Three times this year a former colleague called me and told me about a perfect position tailor made for me. Three times my application was tossed out before ever being seen by a human.  For six months these jobs were left unfilled. The agency couldn't find anyone qualified for the position.

This is how our federal government hires. Why would anyone even want to apply through such a system?  What are the chances the government is able to select the best candidates?  Is there any wonder of the reputation of our government employees?

If anyone is interested, the IRS and EPA have many openings.

One would think that with unemployment as high as it is, that for every job opening it would be extremely competitive,  and the hiring organization would be able to select the very best from a competitive field.  Maybe in the private sector this might be true; however in the federal government this isn't the case.

Many federal job openings are restricted to only other federal workers. Some might think this is fair -- that loyal employees should get preferential treatment.  Though with every social tweaking there will be consequences.

Imagine a career federal service employee, in this case a GS-15, retiring and leaving a vacancy.  This is great news for the deputy, the GS-14, who gets promoted to fill the vacancy. Now the agency promotes a GS-13 to fill that position. Eventually, the agency can't fill the next vacancy with anyone qualified. The job opportunity goes unfilled and the agency must manage with short staff.

The departments of Army, Navy, Agriculture, Treasury; and the IRS, NASA, and the FBI, all have openings with restricted hiring practices.

If the agency in question is the Department of Defense and there is qualified soldier who has been performing an almost identical position for years, would this federal employee be able to apply for this position? No, because being a Solider, Sailor, Airman or Marine does not count as being a federal employee.

Eventually the agency might get permission to hire from the outside. A potential job candidate applies on usajobs web site(http://www.usajobs.gov), attaches his resume, cover letter, college transcripts and is redirected to a specific agency web site. If the candidate is using a MAC he'll have a 50-50 chance of never advancing any further.  Internet Explorer users will all get to the next level questionnaire.

The first question, asked in a roundabout way, is are you an illegal immigrant? Next asks if the candidate applied for the selective service. What about those who never signed up because they enlisted in the Army instead? This is a way if weeding out some of the candidates.

Following this are the "diversity" questions.  This is necessary to insure that everyone is treated fairly and on an equal basis based upon merit and not any other factor. First is the gender question. Next is what is the color of your skin, though if your skin is brown due to being from northern Africa, or Middle East you must answer white. The last question is very simple: do you claim  to have lineage from Spain?  How sad to be from Portugal.

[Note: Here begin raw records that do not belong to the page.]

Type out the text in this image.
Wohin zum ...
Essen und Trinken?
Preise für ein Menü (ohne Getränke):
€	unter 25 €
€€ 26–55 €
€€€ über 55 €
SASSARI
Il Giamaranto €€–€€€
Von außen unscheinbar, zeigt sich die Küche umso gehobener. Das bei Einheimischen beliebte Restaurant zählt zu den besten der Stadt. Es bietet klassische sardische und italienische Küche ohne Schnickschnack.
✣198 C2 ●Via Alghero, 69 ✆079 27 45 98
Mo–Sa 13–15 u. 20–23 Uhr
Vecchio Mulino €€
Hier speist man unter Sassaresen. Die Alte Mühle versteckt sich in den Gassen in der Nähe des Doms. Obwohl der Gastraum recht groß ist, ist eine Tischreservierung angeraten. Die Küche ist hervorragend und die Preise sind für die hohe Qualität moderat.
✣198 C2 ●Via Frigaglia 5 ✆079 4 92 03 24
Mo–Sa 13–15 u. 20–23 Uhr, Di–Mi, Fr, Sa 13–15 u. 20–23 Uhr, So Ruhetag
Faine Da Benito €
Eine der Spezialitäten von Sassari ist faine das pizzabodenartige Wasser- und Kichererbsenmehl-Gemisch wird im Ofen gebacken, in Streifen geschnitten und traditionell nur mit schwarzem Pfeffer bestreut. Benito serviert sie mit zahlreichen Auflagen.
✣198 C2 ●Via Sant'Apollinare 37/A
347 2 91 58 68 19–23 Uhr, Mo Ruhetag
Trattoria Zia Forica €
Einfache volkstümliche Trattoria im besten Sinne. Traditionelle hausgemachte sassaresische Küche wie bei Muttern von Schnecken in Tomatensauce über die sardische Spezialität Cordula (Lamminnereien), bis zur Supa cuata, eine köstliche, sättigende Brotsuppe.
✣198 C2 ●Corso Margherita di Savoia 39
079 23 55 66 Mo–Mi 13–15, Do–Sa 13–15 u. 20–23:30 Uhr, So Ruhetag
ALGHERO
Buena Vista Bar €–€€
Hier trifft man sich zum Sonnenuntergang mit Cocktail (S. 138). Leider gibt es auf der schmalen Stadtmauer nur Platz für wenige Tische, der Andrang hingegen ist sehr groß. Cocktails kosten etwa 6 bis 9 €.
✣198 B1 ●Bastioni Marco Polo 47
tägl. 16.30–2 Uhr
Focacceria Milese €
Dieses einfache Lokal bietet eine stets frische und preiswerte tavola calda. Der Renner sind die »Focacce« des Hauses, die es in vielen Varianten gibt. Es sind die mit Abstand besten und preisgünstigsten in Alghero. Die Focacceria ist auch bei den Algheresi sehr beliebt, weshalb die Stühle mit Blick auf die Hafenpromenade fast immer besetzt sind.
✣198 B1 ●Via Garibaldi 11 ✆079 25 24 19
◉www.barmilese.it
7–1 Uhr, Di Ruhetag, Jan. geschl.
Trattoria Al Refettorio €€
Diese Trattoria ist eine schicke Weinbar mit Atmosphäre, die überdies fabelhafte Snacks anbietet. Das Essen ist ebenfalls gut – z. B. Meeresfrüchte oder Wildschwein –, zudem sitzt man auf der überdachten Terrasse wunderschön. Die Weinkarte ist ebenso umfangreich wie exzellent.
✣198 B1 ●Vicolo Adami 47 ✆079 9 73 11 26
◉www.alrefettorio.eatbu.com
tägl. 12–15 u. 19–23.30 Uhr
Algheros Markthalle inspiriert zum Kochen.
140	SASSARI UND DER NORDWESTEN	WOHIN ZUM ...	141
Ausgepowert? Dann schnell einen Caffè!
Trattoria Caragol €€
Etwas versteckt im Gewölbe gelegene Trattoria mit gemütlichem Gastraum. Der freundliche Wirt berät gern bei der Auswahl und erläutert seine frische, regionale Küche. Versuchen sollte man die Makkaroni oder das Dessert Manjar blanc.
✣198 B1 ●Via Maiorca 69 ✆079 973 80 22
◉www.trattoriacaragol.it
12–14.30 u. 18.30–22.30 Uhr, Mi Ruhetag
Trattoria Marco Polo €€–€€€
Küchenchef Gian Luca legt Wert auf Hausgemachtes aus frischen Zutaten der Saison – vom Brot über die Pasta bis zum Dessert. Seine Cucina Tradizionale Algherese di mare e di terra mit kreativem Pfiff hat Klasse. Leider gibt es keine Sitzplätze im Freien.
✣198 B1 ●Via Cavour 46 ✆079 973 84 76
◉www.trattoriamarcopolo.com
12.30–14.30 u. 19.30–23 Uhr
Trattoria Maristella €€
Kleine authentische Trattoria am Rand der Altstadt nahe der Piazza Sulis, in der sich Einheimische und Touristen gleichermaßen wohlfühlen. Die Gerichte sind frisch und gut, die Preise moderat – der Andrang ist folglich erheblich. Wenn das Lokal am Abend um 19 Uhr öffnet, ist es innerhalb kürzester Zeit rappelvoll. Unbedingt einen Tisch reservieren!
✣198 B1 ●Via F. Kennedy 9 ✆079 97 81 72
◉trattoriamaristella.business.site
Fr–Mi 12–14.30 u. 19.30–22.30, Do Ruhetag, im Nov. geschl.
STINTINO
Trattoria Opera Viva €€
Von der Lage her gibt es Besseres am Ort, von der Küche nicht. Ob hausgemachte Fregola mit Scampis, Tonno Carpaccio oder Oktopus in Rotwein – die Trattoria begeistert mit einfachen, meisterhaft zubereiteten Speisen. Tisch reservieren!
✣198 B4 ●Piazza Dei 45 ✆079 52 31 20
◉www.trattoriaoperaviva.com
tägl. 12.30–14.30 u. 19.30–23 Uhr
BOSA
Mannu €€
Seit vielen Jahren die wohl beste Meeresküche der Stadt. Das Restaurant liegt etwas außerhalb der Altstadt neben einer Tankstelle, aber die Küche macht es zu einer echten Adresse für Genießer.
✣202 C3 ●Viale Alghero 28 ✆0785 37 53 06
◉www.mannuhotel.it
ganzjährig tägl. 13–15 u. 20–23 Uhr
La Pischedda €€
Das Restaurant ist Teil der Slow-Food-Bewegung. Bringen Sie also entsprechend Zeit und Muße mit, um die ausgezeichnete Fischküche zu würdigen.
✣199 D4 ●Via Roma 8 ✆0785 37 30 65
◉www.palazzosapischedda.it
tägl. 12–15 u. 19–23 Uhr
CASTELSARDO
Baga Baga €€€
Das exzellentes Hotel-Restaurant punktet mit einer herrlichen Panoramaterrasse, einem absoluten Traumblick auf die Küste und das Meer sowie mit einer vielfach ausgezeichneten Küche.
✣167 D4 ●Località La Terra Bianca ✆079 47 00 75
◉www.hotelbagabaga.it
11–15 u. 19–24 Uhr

If you pass all of this, then your resume is passed through the magic key word scanner.  Last year I was trying to fill a vacancy for the Department of the Army. The magic scanner would supply us with 200 resumes all of which were 10 pages or longer.  By hand we sorted through these and found a half dozen we could interview, though in reality only one was really qualified. Through the grapevine we knew we had three or four good candidates which the magic scanner threw out.

Three times this year a former colleague called me and told me about a perfect position tailor made for me. Three times my application was tossed out before ever being seen by a human.  For six months these jobs were left unfilled. The agency couldn't find anyone qualified for the position.

This is how our federal government hires. Why would anyone even want to apply through such a system?  What are the chances the government is able to select the best candidates?  Is there any wonder of the reputation of our government employees?

If anyone is interested, the IRS and EPA have many openings.